Dozens of patients at Barnet and Chase Farm Hospitals NHS Trust in London went untreated for at least six months after the hospital introduced new Cerner IT systems under the NHS’ £12.7 billion ($23.83 billion) National Program for IT, according to Computer Weekly.
Barnet and Chase did not see or treat patients within government-imposed 26 week limits following difficulties with its roll-out of the Cerner Millennium Care Records Service. Barnet was the first in the capital to go live with the system under the National Program for IT (NPfIT).
The staff at Barnet and Chase was unaware of the problem for up to five months because they could not produce monthly information on patients, who had been waiting too long for treatment following the roll-out.
Cerner said in an official statement that “any program of this size and complexity takes time, and inevitably there will be issues that need to be worked through.”
The hosptials’ board paper said: "The introduction of a new Patient Administration System meant the [Barnet and Chase Farm Hospitals NHS] Trust was unable to produce monthly waiting time data between July 2007 and January 2008…The production of the waiting time data in February revealed a significant number of waiting time breaches which had occurred there were 63 inpatient breaches.”
Barnet and Chase Farm hospitals had 8,500 extra complaints from patients, largely because of delays in making follow-on appointments after introducing the Cerner Millenium Care Records Service. The hospitals did not re-admit patients whose operations were cancelled at the last minute, within 28 days, as required by government guidelines.
Computer Weekly reported that a surveillance system - for tracking patients whose operations were cancelled at the last minute by the hospital for non-clinical reasons - was not working in the Cerner Care Records Service.
Implementations in London and the south of England of the Cerner system - which has been partially modified for use in the United Kindgom - has caused disruption at several trusts including the Royal Free at Hampstead, Barts, where some cancer appointments were delayed.
“Any issues of performance or concerns about functionality are addressed jointly by Cerner, our partners and NHS CFH in partnership with the Trust. Cerner has dedicated personnel onsite within Trusts who work with staff and clinicians to help ensure implementations are as smooth as possible and to address any concerns that may arise,” Cerner said.
Barnet and Chase Farm executives said that the Cerner system requires staff to change the way they work.

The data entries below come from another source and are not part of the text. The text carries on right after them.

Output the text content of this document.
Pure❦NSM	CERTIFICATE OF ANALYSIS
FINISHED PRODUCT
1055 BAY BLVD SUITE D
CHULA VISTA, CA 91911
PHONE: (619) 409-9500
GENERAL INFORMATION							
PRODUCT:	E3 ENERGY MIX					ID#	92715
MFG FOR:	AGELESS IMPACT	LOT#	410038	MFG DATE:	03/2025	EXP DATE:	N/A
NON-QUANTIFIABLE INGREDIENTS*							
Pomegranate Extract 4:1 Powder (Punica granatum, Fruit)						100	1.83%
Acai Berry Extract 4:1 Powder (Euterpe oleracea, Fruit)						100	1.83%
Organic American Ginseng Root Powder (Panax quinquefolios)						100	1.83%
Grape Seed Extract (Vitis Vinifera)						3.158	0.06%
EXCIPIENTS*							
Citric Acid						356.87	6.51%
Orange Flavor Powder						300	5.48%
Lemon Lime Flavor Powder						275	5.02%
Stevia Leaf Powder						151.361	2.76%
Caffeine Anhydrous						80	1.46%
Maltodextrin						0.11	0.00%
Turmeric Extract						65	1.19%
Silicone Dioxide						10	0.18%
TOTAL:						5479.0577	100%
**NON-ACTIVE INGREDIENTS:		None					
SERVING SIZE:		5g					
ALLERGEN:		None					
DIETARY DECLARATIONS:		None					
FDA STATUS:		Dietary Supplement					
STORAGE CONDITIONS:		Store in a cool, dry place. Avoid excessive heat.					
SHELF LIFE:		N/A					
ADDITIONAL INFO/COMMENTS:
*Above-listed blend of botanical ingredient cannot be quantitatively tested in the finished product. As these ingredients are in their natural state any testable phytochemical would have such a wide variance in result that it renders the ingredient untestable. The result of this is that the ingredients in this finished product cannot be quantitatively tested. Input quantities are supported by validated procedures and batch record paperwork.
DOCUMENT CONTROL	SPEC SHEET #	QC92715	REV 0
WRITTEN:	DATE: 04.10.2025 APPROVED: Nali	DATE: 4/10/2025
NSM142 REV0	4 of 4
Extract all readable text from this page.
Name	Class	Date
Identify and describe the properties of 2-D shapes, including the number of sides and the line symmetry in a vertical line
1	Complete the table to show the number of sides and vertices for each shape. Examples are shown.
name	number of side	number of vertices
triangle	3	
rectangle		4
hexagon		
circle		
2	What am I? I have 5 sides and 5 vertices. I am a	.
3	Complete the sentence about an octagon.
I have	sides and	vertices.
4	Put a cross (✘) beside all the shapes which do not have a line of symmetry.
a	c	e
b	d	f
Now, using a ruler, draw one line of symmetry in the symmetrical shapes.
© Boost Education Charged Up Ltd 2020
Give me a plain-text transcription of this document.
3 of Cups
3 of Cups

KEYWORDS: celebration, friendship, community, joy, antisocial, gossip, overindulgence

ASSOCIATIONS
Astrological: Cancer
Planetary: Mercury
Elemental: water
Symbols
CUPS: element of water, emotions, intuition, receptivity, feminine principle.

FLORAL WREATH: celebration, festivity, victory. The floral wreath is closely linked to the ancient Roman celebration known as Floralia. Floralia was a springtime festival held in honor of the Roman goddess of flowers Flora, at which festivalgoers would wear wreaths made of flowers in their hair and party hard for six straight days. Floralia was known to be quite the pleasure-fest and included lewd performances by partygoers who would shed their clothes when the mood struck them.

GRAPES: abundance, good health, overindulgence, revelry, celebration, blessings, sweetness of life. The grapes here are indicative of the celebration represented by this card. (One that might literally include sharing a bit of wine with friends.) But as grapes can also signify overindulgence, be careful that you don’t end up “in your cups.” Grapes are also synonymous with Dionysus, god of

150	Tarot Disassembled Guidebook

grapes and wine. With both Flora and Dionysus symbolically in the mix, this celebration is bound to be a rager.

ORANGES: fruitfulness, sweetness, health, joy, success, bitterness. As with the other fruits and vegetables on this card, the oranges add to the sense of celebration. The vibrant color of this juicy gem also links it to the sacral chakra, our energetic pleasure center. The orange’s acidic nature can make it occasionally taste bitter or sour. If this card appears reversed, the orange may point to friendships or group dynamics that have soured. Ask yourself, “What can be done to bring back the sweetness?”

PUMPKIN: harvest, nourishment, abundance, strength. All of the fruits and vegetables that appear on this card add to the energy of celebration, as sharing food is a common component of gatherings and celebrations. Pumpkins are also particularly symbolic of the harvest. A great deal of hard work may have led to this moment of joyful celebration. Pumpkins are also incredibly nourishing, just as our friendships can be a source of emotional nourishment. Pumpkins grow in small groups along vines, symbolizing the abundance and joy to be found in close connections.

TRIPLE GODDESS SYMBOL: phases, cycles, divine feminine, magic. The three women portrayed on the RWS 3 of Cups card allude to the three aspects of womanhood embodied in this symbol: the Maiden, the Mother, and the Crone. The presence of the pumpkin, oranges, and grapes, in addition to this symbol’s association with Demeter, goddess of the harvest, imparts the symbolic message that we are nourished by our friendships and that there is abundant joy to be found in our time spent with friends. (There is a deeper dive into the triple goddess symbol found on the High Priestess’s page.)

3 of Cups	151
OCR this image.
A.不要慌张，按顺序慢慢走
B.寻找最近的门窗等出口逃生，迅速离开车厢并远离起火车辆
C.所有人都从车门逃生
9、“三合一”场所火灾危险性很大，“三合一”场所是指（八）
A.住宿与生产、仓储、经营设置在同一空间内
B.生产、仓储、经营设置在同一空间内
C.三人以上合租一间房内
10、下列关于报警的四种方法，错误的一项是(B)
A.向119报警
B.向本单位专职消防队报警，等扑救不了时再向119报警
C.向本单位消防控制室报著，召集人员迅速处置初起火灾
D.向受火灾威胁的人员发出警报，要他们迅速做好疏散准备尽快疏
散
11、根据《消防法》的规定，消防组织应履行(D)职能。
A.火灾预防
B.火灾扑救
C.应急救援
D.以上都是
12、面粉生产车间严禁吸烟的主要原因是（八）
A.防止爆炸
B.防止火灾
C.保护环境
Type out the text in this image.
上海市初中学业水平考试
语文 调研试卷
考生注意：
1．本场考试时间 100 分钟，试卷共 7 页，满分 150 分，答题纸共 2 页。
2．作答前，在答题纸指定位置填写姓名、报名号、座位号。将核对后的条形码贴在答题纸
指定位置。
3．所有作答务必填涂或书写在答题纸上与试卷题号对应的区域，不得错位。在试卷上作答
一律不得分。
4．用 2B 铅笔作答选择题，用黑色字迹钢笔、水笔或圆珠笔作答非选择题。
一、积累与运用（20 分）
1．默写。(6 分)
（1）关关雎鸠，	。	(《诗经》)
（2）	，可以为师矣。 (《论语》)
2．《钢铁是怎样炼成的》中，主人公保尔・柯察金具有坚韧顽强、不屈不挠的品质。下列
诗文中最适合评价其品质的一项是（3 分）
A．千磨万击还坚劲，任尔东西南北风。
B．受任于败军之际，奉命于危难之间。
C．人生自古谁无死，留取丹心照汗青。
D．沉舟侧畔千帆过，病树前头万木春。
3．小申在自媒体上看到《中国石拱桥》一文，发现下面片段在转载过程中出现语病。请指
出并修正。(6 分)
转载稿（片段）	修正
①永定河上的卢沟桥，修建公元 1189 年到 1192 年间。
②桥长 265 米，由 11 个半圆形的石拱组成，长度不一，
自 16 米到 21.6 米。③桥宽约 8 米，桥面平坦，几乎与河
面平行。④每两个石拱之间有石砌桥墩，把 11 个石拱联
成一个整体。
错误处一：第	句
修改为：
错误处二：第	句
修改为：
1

“Teething problems are to be expected. However, it is clear that the patients and clinicians are beginning to see the potential benefits of the system,” NHS Connecting for Health which runs part of the NPfIT.
“We continue to work side by side with NHS Connecting for Health and our program delivery partners, such as BT in London, to help deliver a modern, effective and integrated technology infrastructure that puts the patient firmly at the heart of the NHS,” according to Cerner.